Effects of gait training using a robotic constraint (Lokomat®) on gait kinematics and kinetics in chronic stroke patients
Celine Bonnyaud, Didier Pradon, Julien Boudarham, Johanna Robertson, Nicolas Vuillerme, Nicolas Roche
Université Versailles Saint Quentin en Yvelines, EA 4497, CIC-IT 805, APHP Service de physiologie et d’exploration fonctionnelle, Hôpital Raymond Poincaré, 92380 Garches, France. E-mail: email@example.com
Objective: To evaluate the effects of a 20-min gait training session using the Lokomat® combined with a negative kinematic constraint on the non-paretic limb and a positive kinematic constraint on the paretic limb, on peak knee flexion and other biomechanical parameters in chronic hemiparetic subjects.
Design: Preliminary study, before–after design.
Subjects: Fifteen hemiparetic subjects.
Methods: Subjects were evaluated using 3-dimensional gait analysis before, immediately after the end of the training, and after a 20-min rest period. The positive constraint increased the range of motion of the paretic limb (hip and knee), while the negative constraint reduced the range of motion of the non-paretic limb (hip and knee).

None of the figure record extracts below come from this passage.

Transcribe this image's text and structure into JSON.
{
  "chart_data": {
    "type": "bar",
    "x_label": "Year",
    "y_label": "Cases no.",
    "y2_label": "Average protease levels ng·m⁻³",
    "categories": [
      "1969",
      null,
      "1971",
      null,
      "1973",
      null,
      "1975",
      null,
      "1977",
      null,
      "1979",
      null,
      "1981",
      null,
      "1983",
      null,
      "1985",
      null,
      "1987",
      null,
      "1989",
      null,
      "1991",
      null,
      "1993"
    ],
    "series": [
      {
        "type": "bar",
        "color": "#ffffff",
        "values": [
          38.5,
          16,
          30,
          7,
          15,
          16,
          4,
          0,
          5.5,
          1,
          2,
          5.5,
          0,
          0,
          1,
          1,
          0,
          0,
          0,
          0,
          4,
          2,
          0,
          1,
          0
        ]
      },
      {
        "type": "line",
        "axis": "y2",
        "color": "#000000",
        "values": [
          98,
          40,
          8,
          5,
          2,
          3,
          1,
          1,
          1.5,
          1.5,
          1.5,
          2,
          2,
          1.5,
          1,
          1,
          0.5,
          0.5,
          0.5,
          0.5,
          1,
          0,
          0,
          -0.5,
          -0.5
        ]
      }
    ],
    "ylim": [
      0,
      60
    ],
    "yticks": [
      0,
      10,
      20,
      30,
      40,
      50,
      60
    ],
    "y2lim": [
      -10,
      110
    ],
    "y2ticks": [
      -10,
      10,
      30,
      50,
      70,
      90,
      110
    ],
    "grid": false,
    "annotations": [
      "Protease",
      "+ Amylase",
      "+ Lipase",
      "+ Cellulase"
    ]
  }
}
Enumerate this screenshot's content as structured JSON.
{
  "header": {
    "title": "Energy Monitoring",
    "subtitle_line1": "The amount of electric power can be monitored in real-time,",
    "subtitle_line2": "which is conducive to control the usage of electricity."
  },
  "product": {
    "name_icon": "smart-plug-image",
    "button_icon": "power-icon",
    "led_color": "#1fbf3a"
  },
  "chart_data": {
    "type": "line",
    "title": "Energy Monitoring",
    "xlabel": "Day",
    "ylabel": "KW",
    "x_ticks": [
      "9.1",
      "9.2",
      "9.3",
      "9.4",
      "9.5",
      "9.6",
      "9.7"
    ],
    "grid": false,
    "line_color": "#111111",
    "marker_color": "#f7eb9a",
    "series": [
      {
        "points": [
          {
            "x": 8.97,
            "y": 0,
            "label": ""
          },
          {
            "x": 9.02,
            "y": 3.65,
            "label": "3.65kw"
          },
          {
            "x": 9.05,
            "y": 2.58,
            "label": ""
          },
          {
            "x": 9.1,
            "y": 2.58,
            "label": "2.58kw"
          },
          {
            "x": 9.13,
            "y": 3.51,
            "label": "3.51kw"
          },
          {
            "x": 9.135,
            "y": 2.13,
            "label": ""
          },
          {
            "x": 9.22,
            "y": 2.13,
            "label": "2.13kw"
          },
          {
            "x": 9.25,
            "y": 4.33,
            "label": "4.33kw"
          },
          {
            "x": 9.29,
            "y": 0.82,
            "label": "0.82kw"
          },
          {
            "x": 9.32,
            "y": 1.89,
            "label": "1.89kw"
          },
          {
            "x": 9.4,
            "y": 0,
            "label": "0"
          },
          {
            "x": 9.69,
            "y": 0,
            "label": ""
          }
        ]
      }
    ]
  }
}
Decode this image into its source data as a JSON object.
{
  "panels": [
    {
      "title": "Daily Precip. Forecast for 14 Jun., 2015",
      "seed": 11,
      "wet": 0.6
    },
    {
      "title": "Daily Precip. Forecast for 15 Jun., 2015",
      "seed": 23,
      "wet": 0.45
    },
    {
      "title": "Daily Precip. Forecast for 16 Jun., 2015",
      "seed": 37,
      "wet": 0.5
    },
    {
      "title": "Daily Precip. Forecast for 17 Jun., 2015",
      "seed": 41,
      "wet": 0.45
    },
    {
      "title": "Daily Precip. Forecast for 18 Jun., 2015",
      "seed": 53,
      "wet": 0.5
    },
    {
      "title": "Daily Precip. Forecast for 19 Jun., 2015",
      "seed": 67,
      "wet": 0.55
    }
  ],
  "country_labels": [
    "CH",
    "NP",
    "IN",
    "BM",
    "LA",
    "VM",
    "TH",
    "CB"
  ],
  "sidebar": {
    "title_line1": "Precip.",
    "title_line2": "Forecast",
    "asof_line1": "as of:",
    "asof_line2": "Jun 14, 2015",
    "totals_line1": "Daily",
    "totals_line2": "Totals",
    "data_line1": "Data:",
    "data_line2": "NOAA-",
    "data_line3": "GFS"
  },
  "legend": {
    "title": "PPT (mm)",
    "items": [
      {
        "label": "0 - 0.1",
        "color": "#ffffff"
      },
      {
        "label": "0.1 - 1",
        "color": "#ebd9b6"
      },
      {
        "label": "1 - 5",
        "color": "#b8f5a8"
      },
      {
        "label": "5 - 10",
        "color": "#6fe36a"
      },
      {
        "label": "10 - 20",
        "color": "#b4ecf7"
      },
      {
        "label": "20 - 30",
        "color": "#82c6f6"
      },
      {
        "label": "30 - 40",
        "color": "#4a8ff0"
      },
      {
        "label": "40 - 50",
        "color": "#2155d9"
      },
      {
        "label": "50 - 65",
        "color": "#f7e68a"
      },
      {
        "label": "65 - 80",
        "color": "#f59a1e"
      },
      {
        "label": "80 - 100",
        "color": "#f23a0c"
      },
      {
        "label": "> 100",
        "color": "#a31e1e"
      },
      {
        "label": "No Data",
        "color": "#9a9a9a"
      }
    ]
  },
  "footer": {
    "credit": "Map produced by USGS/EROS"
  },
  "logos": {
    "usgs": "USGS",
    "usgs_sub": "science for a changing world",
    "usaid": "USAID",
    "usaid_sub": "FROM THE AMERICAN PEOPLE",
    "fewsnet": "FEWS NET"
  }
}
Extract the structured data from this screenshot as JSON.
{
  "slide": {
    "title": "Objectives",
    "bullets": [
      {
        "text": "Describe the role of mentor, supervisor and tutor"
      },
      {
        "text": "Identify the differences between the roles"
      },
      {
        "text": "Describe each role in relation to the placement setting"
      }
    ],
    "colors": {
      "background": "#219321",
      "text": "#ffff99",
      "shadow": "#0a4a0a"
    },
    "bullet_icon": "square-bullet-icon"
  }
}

Results: Peak knee flexion and other, kinematic, kinetic and spatiotemporal, parameters were significantly improved following the training session. These positive effects occurred predominantly in the paretic limb. Moreover, there was no worsening of biomechanical parameters of the non-paretic limb despite the use of negative constraint on this limb. These effects persisted for at least 20 min following the end of the gait training session.
Conclusion: This type of training may be effective to improve gait in hemiparetic patients. A larger investigation of the training programme is justified.